Elle est dans la Galerie de l’Académie, pour voir le David de
Michel-Ange. Il est là, en pleine lumière, superbe, très
entouré. .Carla baisse les yeux : elle a 18 ans.. En 1955,
c’est difficile pour une fille d’être jeune et jolie, même devant
Michel-Ange, surtout devant Michel-Ange. Mais Carla cherche dans
les yeux de la statue ce qu’elle est venue chercher ici : le regard
mesure fermement le Goliath invisible qu’il affronte, son visage décidé
a pesé le péril et l’accepte. David tient d’une main sûre la
pierre que lancera la fronde. Carla aime la décision et
c’est cette décision qui l’a menée seule à Florence, chez une tante qui
y demeure.
Des touristes vont et viennent, elle suit la foule et s’arrête
dans une autre salle où Botticelli offre à sa surprise attendrie une
toute jeune vierge blonde tenant l’Enfant en un geste d’abandon.

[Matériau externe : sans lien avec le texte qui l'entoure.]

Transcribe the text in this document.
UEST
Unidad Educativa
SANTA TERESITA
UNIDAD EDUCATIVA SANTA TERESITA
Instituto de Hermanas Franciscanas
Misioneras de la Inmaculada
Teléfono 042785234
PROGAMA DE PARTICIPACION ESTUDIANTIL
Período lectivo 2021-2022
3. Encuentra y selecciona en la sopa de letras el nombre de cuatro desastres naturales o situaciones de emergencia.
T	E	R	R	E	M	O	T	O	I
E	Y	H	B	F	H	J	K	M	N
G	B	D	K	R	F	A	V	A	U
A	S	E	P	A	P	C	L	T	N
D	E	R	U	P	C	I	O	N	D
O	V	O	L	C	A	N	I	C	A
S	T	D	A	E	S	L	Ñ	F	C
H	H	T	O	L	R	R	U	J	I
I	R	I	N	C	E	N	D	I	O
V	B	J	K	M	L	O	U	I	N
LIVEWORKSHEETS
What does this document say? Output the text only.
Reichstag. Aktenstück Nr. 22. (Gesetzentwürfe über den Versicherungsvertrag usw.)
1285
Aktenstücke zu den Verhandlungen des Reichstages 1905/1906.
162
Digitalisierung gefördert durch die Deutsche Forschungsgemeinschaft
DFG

A-t-elle vingt ans, cette jeune mère à la fois si enfantine elle-même
et si aimante ? Carla s’attarde. Comme s’attarde ce
visiteur, italien, probablement, qui repart d’un pas mesuré quand elle
quitte la salle, puis le musée.
Est-ce le hasard qui les rassemble à nouveau, en cette
pizzeria où ils sont seuls et que sonnent des cloches à tant d’églises
voisines. Florence a tant de clochers et le jeune homme tant de
politesse ! Il est à la table voisine ; il s‘approche
courtoisement et: «Puisque nous sommes seuls ici, dit-il, pourquoi ne pas joindre nos
solitudes ? ». Et il montre la table où, à deux, ils prendront un
rafraîchissement.
La Carla d’aujourd’hui soupire. Tonio fut parfait pendant
cinq jours, les cinq jours qui lui restaient avant de rentrer en
France. Il avait tout promis : écrire, venir très
vite, l’épouser, puisqu’il l’aimait ! Il l’aima chaque nuit.
Il la conduisit à la gare., l’embrassa avec effusion, disparut dans le
lointain. Un lointain si lointain qu’il n’en revint jamais.
Amoureuse, flétrie, désespérée, définitivement seule, Carla
revient aujourd’hui en voyage du 3ème âge dans cette Florence qui vit
naître et mourir son seul amour.
Elle n’ira pas voir le David de Michel-Ange.